Actually, not quite… {Spoilers Warning} My quick fix script doctor solution to make  Rise of Skywalker more interesting would be to play with the element of it that works the most – the Rey/Kylo connection. As said, there is a Skywalker in this movie and it’s Kylo Ren. Complete the arc teased by  Last Jedi, have Kylo Ren embrace his parental lineage and accept the Light Side, while Rey goes completely to the Dark Side. If Disney searched under it’s pile of 4 quadrant stunt casting they would see that the arc truly belongs to Kylo and the void left in the Rey mystery would make her a perfect villain.
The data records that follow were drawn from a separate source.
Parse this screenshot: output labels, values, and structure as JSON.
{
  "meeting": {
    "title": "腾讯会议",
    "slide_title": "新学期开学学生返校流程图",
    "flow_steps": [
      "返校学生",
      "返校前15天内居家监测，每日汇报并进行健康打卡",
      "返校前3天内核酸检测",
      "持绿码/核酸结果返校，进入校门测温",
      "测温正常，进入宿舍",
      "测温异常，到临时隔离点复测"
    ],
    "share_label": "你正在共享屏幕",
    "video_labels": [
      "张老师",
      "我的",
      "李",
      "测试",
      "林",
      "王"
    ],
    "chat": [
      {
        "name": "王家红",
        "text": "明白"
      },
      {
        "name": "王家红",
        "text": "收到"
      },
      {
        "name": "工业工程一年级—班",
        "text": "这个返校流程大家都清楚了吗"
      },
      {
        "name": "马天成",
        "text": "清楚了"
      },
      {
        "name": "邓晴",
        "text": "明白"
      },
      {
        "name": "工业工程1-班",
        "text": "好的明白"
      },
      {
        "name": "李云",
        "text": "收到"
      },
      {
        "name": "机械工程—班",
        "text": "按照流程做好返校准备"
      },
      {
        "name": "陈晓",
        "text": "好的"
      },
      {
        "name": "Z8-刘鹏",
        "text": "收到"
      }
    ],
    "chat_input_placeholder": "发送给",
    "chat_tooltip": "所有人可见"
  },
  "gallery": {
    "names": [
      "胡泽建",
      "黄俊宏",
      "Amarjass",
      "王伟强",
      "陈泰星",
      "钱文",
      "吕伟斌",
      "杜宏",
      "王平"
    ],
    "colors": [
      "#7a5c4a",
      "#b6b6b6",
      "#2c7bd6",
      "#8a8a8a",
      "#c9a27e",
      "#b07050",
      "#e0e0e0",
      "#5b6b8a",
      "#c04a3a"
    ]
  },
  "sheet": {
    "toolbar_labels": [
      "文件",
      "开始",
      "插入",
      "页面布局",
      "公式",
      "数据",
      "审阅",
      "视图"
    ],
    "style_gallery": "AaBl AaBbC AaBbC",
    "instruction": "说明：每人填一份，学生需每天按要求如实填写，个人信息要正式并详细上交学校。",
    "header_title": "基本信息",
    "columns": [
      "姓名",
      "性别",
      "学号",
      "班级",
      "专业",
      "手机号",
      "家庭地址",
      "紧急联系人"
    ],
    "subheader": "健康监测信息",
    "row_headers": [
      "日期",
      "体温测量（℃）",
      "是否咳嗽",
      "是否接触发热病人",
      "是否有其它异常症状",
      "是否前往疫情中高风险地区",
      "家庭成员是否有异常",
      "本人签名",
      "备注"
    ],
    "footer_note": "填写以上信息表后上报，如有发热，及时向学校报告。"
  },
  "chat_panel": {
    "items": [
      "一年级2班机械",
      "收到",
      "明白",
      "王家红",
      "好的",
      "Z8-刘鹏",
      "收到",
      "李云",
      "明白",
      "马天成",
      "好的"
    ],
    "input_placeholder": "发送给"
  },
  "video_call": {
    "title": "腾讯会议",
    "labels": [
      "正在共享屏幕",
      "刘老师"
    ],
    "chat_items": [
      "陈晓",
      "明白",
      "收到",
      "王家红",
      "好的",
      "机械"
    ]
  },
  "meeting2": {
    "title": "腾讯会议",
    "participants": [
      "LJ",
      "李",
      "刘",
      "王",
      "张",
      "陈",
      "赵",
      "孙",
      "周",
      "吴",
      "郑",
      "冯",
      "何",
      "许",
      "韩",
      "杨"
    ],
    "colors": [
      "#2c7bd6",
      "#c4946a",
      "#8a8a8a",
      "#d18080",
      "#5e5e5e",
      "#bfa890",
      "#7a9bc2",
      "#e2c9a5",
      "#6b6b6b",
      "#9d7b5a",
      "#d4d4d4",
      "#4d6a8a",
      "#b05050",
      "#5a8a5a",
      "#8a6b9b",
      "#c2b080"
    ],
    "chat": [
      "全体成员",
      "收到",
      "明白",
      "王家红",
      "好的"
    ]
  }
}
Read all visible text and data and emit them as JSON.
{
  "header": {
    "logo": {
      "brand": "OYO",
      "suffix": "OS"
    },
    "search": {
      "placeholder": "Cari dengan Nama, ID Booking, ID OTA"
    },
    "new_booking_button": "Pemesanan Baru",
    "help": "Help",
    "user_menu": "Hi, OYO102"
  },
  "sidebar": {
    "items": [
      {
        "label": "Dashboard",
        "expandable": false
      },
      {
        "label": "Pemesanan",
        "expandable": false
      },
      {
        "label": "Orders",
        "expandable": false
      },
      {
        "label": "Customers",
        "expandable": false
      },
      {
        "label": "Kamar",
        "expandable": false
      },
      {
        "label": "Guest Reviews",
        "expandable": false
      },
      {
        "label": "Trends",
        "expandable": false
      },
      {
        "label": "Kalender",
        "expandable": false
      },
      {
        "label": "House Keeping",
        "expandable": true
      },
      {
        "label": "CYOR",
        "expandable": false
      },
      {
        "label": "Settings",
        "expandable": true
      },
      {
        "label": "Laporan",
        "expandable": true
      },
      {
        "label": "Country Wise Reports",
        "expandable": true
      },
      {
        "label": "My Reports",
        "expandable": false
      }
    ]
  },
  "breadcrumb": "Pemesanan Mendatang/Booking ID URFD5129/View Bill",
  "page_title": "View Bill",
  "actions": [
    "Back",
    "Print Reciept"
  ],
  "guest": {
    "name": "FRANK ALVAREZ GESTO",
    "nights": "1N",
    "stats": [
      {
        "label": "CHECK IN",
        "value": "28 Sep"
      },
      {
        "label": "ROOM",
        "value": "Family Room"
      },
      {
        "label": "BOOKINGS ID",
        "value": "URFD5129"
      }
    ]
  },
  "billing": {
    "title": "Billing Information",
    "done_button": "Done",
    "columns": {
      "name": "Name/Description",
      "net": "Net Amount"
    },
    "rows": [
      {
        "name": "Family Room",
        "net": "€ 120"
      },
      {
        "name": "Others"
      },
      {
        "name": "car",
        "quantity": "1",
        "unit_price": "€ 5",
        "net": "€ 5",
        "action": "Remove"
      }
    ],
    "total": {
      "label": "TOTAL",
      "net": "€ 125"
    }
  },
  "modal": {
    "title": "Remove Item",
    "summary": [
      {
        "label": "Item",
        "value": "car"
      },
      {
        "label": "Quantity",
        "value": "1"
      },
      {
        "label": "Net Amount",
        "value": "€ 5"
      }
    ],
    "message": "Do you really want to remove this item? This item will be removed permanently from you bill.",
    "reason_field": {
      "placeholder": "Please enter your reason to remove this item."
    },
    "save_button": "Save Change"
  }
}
But no… Kathleen Kennedy wouldn’t allow that. Because this force is female and Kennedy seems to think that a girl won’t learn how to do business unless she sees another girl lift rocks with her mind. The most powerful super-producer in Hollywood managed to make this series about gender politics both at the expense of the story and while managing to slip out of the trilogy and it’s spinoffs without hiring a single female director. {Spoilers and Soap Box Rant Over}

Episode 9: Rise of Skywalker is a big, messy, space adventure that never gets out of it’s own way, drops both too much and never enough exposition, requires you to toss off one question after another to get from scene to scene and pretends it’s characters are far more resonate than the series ever established. Abrams was admittedly written into a corner by Rian Johnson (who in the meantime, went off and made a real movie and one of the best films of the year with Knives Out), but he Force Magic conjures his way out of it in the laziest possible ways, leaning far to hard on the original trilogy in an attempt to please fans then make his own thing. But did he have a choice. The blame here goes far and wide. Behind Abrams is Kennedy, behind Kennedy is Disney and behind Disney are the cries of the most toxic fandom in all of pop culture. It’s as if every turn in this movie was focus grouped and re-edited with the gun barrel of 10,000 angry Star Wars fans holding the print hostage. A bunch of people who loved Star Wars in 1977 lived long enough to see themselves become Emperor Palpatine in 2019. Congratulations.